The great majority of paintings are made on rectangular supports, but since ancient times some artists have opted for circular or elliptical shapes instead. These are known as tondo, from the Italian rotondo meaning “round”, with the plural of tondi, or tondos if you really must.

This tondo of a red-figure Attic cup, now in the Louvre, is typical of classical depictions of Triptolemus and Ceres, and dates from 470-460 BCE. The young deity is sat in Ceres’ special winged chariot, as she provides him with seed to be distributed to the lands around the world.
Fabricating a perfect tondo using wooden panels has remained relatively unusual, probably for practical reasons. The increasing use of fabric stretched on a wooden frame enabled them to become more popular, as they did during the Renaissance.

Far Bartolomeo’s tondo of the Adoration of the Child (c 1499) is a fine painting of an enormously popular Christian scene, with Jesus’ parents paying their respects to the baby.
The softer geometry of circles and ellipses makes tondi ideally suited to portraits of the Madonna and child, and for portraits of women more generally. Their use has proved particularly successful in the paintings of Raphael.

Raphael’s Alba Madonna was probably painted around 1510, and has spawned many replicas. It was commissioned by a bishop for the church of the Olivetans in Nocera dei Pagani, a town on the coastal plain of the south-west of Italy, in the province of Salerno. Its landscape background is also notable.

Of all Raphael’s tondo Madonnas, it’s his Madonna della Sedia (Madonna of the Chair) from 1513-14 which is my favourite. It shows a thoroughly real and natural mother with two infants, every surface texture rendered as in life, in a close-cropped composition matched to its shape.
Tondi have also proved ideal for self-portraits.

This small undated Self-portrait shows Sofonisba Anguissola, the first great female master.

Although his best-known paintings were all rectangular, Nicolas Poussin’s later tondo Time Defending Truth against the Attacks of Envy and Discord (1641) puts Father Time at its centre, with a firm grip around Truth’s waist, while Envy and Discord sit below them. On this occasion Time doesn’t have a hand free for an hour-glass. This appears to have been projected for placement in a round ceiling, another good reason for his choice of format.

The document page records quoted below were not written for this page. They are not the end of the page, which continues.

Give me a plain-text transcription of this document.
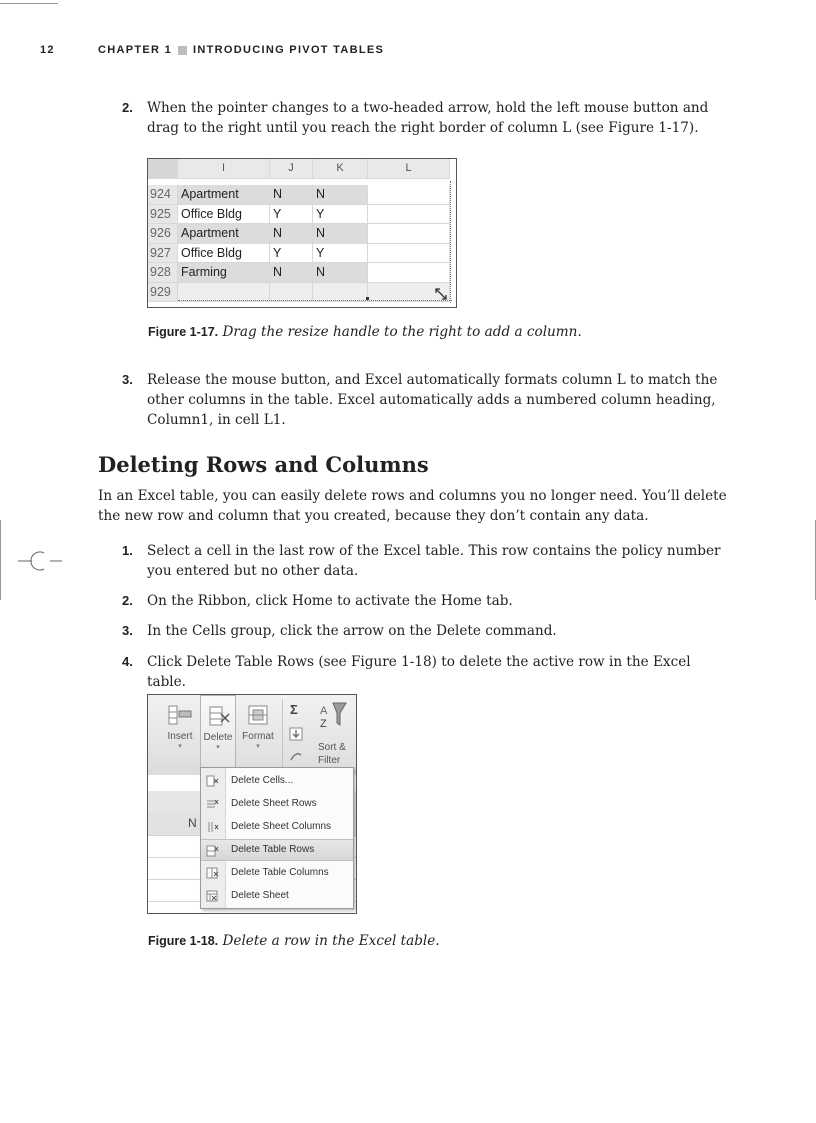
12	CHAPTER 1 INTRODUCING PIVOT TABLES
2. When the pointer changes to a two-headed arrow, hold the left mouse button and drag to the right until you reach the right border of column L (see Figure 1-17).
I	J	K	L
924 Apartment	N	N
925 Office Bldg	Y	Y
926 Apartment	N	N
927 Office Bldg	Y	Y
928 Farming	N	N
929
Figure 1-17. Drag the resize handle to the right to add a column.
3. Release the mouse button, and Excel automatically formats column L to match the other columns in the table. Excel automatically adds a numbered column heading, Column1, in cell L1.
Deleting Rows and Columns

In an Excel table, you can easily delete rows and columns you no longer need. You’ll delete the new row and column that you created, because they don’t contain any data.

1. Select a cell in the last row of the Excel table. This row contains the policy number you entered but no other data.
2. On the Ribbon, click Home to activate the Home tab.
3. In the Cells group, click the arrow on the Delete command.
4. Click Delete Table Rows (see Figure 1-18) to delete the active row in the Excel table.
Insert
▾
Delete
▾
Format
▾
Σ A
Z
Sort &
Filter
N
Delete Cells...
Delete Sheet Rows
Delete Sheet Columns
Delete Table Rows
Delete Table Columns
Delete Sheet
Figure 1-18. Delete a row in the Excel table.
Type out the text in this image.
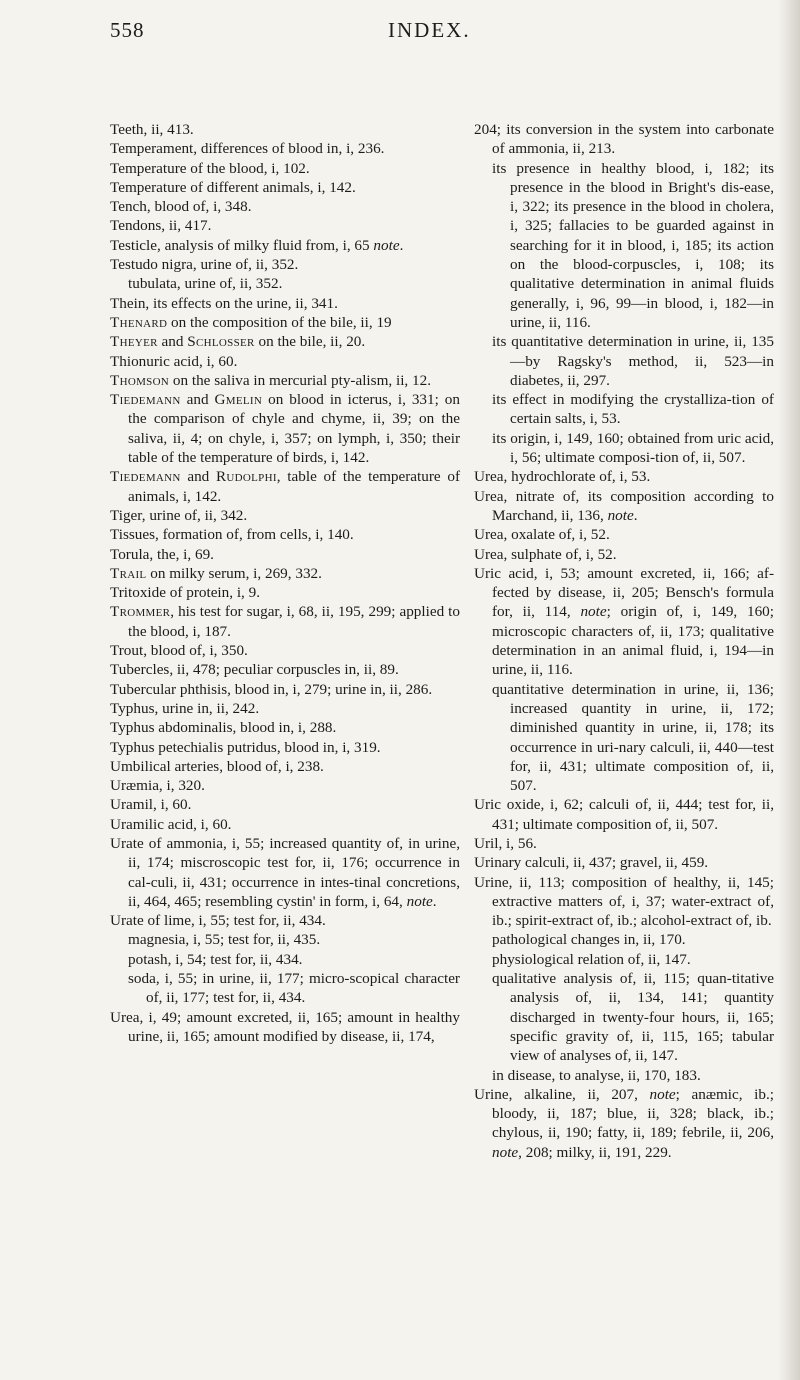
558	INDEX.
Teeth, ii, 413.
Temperament, differences of blood in, i, 236.
Temperature of the blood, i, 102.
Temperature of different animals, i, 142.
Tench, blood of, i, 348.
Tendons, ii, 417.
Testicle, analysis of milky fluid from, i, 65 note.
Testudo nigra, urine of, ii, 352.
tubulata, urine of, ii, 352.
Thein, its effects on the urine, ii, 341.
Thenard on the composition of the bile, ii, 19
Theyer and Schlosser on the bile, ii, 20.
Thionuric acid, i, 60.
Thomson on the saliva in mercurial pty-alism, ii, 12.
Tiedemann and Gmelin on blood in icterus, i, 331; on the comparison of chyle and chyme, ii, 39; on the saliva, ii, 4; on chyle, i, 357; on lymph, i, 350; their table of the temperature of birds, i, 142.
Tiedemann and Rudolphi, table of the temperature of animals, i, 142.
Tiger, urine of, ii, 342.
Tissues, formation of, from cells, i, 140.
Torula, the, i, 69.
Trail on milky serum, i, 269, 332.
Tritoxide of protein, i, 9.
Trommer, his test for sugar, i, 68, ii, 195, 299; applied to the blood, i, 187.
Trout, blood of, i, 350.
Tubercles, ii, 478; peculiar corpuscles in, ii, 89.
Tubercular phthisis, blood in, i, 279; urine in, ii, 286.
Typhus, urine in, ii, 242.
Typhus abdominalis, blood in, i, 288.
Typhus petechialis putridus, blood in, i, 319.
Umbilical arteries, blood of, i, 238.
Uræmia, i, 320.
Uramil, i, 60.
Uramilic acid, i, 60.
Urate of ammonia, i, 55; increased quantity of, in urine, ii, 174; miscroscopic test for, ii, 176; occurrence in cal-culi, ii, 431; occurrence in intes-tinal concretions, ii, 464, 465; resembling cystin' in form, i, 64, note.
Urate of lime, i, 55; test for, ii, 434.
magnesia, i, 55; test for, ii, 435.
potash, i, 54; test for, ii, 434.
soda, i, 55; in urine, ii, 177; micro-scopical character of, ii, 177; test for, ii, 434.
Urea, i, 49; amount excreted, ii, 165; amount in healthy urine, ii, 165; amount modified by disease, ii, 174,
204; its conversion in the system into carbonate of ammonia, ii, 213.
its presence in healthy blood, i, 182; its presence in the blood in Bright's dis-ease, i, 322; its presence in the blood in cholera, i, 325; fallacies to be guarded against in searching for it in blood, i, 185; its action on the blood-corpuscles, i, 108; its qualitative determination in animal fluids generally, i, 96, 99—in blood, i, 182—in urine, ii, 116.
its quantitative determination in urine, ii, 135—by Ragsky's method, ii, 523—in diabetes, ii, 297.
its effect in modifying the crystalliza-tion of certain salts, i, 53.
its origin, i, 149, 160; obtained from uric acid, i, 56; ultimate composi-tion of, ii, 507.
Urea, hydrochlorate of, i, 53.
Urea, nitrate of, its composition according to Marchand, ii, 136, note.
Urea, oxalate of, i, 52.
Urea, sulphate of, i, 52.
Uric acid, i, 53; amount excreted, ii, 166; af-fected by disease, ii, 205; Bensch's formula for, ii, 114, note; origin of, i, 149, 160; microscopic characters of, ii, 173; qualitative determination in an animal fluid, i, 194—in urine, ii, 116.
quantitative determination in urine, ii, 136; increased quantity in urine, ii, 172; diminished quantity in urine, ii, 178; its occurrence in uri-nary calculi, ii, 440—test for, ii, 431; ultimate composition of, ii, 507.
Uric oxide, i, 62; calculi of, ii, 444; test for, ii, 431; ultimate composition of, ii, 507.
Uril, i, 56.
Urinary calculi, ii, 437; gravel, ii, 459.
Urine, ii, 113; composition of healthy, ii, 145; extractive matters of, i, 37; water-extract of, ib.; spirit-extract of, ib.; alcohol-extract of, ib.
pathological changes in, ii, 170.
physiological relation of, ii, 147.
qualitative analysis of, ii, 115; quan-titative analysis of, ii, 134, 141; quantity discharged in twenty-four hours, ii, 165; specific gravity of, ii, 115, 165; tabular view of analyses of, ii, 147.
in disease, to analyse, ii, 170, 183.
Urine, alkaline, ii, 207, note; anæmic, ib.; bloody, ii, 187; blue, ii, 328; black, ib.; chylous, ii, 190; fatty, ii, 189; febrile, ii, 206, note, 208; milky, ii, 191, 229.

Although Tiepolo’s Discovery of the True Cross and Saint Helena (c 1743) is painted on a flat tondo, it was intended for display from the ceiling of the Capuchin church in Castello, as demonstrated in its projection.

In about 1780, Angelica Kauffman painted this delightful tondo of Cymon and Iphigenia, a variation on a popular theme.

Girodet chose a large elliptical tondo for his ‘revenge’ portrait of Mlle Lange, who had refused his previous portrait of her. As a motif in painting, Danaë had come to be represented as a reclining, beautiful, nude woman, on whom a stream of golden coins was falling, and it was that stream Girodet wanted to exploit. It could have only one reading in this context: that Mlle Lange sold her body in return for money, and Girodet was happy to be even more explicit.
Tondi were also imitated on occasion. Ford Madox Brown’s first painting to establish his interest in more complex storytelling was The Last of England, which he started as his response to the emigration to Australia of the only Pre-Raphaelite sculptor, Thomas Woolner, in 1852.

Brown’s original oil version is one of his most subtle compositions. Central to its imitation of a circular tondo is a middle-class couple who are not enjoying the fact that their migrant ship is ‘all one class’. They both stare with grim determination at the prospect of sharing the next few weeks with the rowdy working class passengers behind them, eating the same increasingly stale vegetables which are now slung from cords around the ship’s rail in front of them.
This isn’t just a couple, though: look closely at their hands, and the woman’s left hand is clutching the tiny hand of her baby, who is safely swaddled inside her weatherproof hooded travelling cape. Her right hand, wearing a black leather glove, grasps that of her husband, whose left hand is tucked under his heavy coat. Splashes of brilliant colour are supplied by the wind blowing the woman’s ribbons.

Richard Dadd’s Contradiction: Oberon and Titania from 1854-8 develops his early faerie paintings into a new and unique style, and was painted for the hospital’s first resident Physician-Superintendent, William Charles Hood.
Dadd takes its theme from Shakespeare’s Midsummer Night’s Dream, and there’s hardly a square millimetre of canvas into which he hasn’t squeezed yet another curious detail. Like other great imaginative painters such as Bosch before, his dense details dart about in scale: there are tiny figures next to huge leaves and butterflies, and towards the top these distortions of scale generate an exaggerated feeling of perspective, which his choice of format may have enhanced.

Carlos Schwabe’s watercolour tondo portrait of Medusa from 1895 is one of the most startling paintings in the round.
All good art suppliers continue to do a steady trade in tondi.